If only a minority of people object to wind farms, as Friends of the Earth Cymru claim, why did they find it necessary to produce their report? If their own statements are to be believed, are they not preaching to the converted?If so many of the Welsh population are in favour, why are so many objecting?
Before they can claim that they have no negative effect upon property prices, a sufficient number of wind farms need to be operational in and around valley communities.
Only then will we witness their true effect.
If they do have a negative effect will they, the developers and the Assembly Government, make a written statement guaranteeing to fully compensate those effected?
I find the statement that they encourage tourism ridiculous. I cannot envisage tour operators flocking to offer “An amazing holiday visiting Welsh wind farms”. Surely, when you have seen one, you have seen them all.

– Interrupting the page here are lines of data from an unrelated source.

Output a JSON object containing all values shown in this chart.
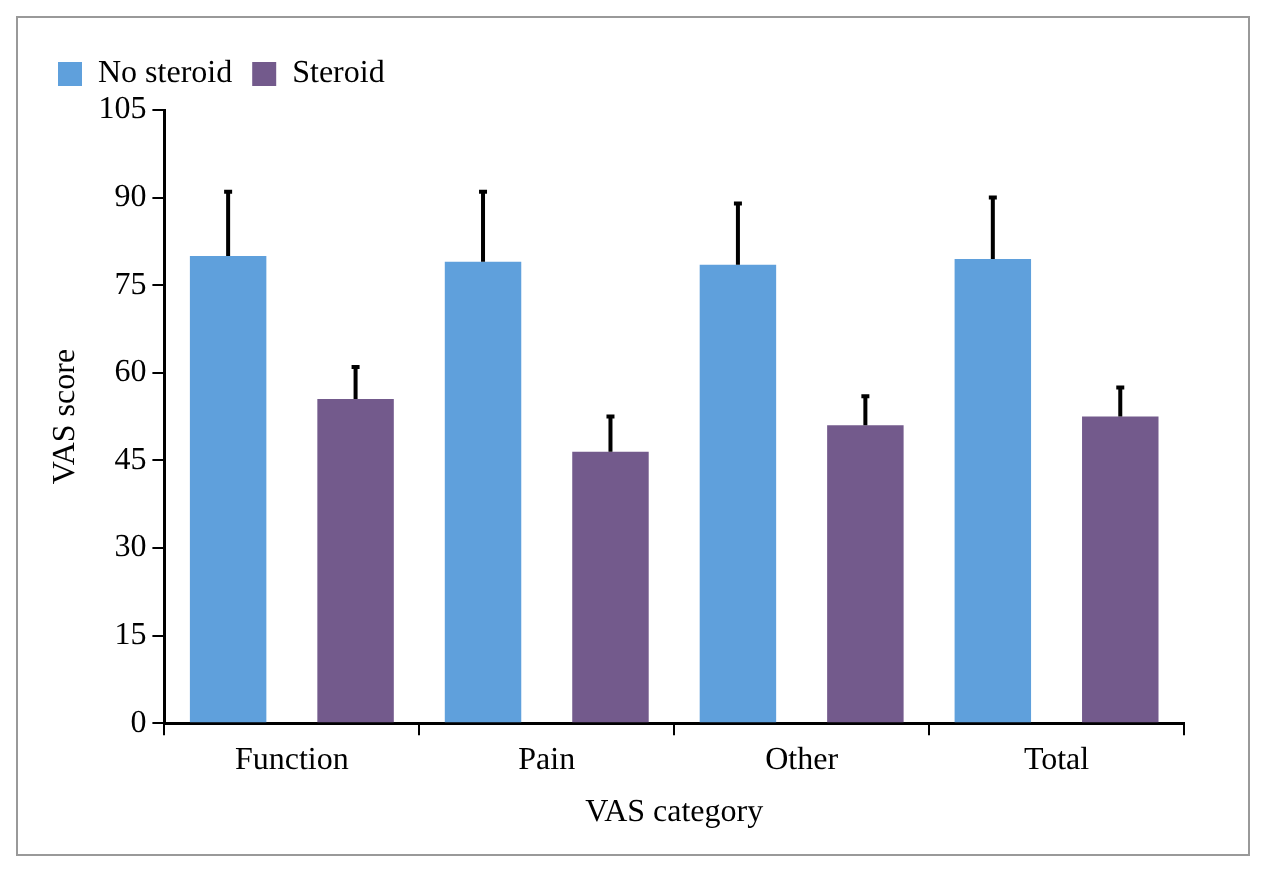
{
  "chart_data": {
    "type": "bar",
    "xlabel": "VAS category",
    "ylabel": "VAS score",
    "categories": [
      "Function",
      "Pain",
      "Other",
      "Total"
    ],
    "series": [
      {
        "name": "No steroid",
        "color": "#5fa0dc",
        "values": [
          80,
          79,
          78.5,
          79.5
        ],
        "errors": [
          [
            80,
            91
          ],
          [
            79,
            91
          ],
          [
            78.5,
            89
          ],
          [
            79.5,
            90
          ]
        ]
      },
      {
        "name": "Steroid",
        "color": "#735a8c",
        "values": [
          55.5,
          46.5,
          51,
          52.5
        ],
        "errors": [
          [
            55.5,
            61
          ],
          [
            46.5,
            52.5
          ],
          [
            51,
            56
          ],
          [
            52.5,
            57.5
          ]
        ]
      }
    ],
    "ylim": [
      0,
      105
    ],
    "yticks": [
      0,
      15,
      30,
      45,
      60,
      75,
      90,
      105
    ],
    "grid": false,
    "legend": "top left"
  }
}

The report has the cheek to state that coal mining has left its imprint on many communities and that open-cast mining is scarring the landscape.
Yet, the writers see nothing wrong with scarring the same landscapes with steel monstrosities.
It appears this report is nothing more than spin to further convince those in the Assembly Government and Westminster that it’s a good idea to blanket Wales in wind farms to satisfy Government targets, and simultaneously give the impression that its people are in favour of it.
I don’t know if the Assembly has noticed but Wales is a very small country and regardless of where wind farms are located they will be close to communities, even closer in the South Wales valleys.
Personally, I believe it should be made clear to the Assembly that Wales is not for sale to wind farm developers.
We do not want their turbines in our valleys and must say a very clear “no” to what can only be described as a 21st Century slagheap.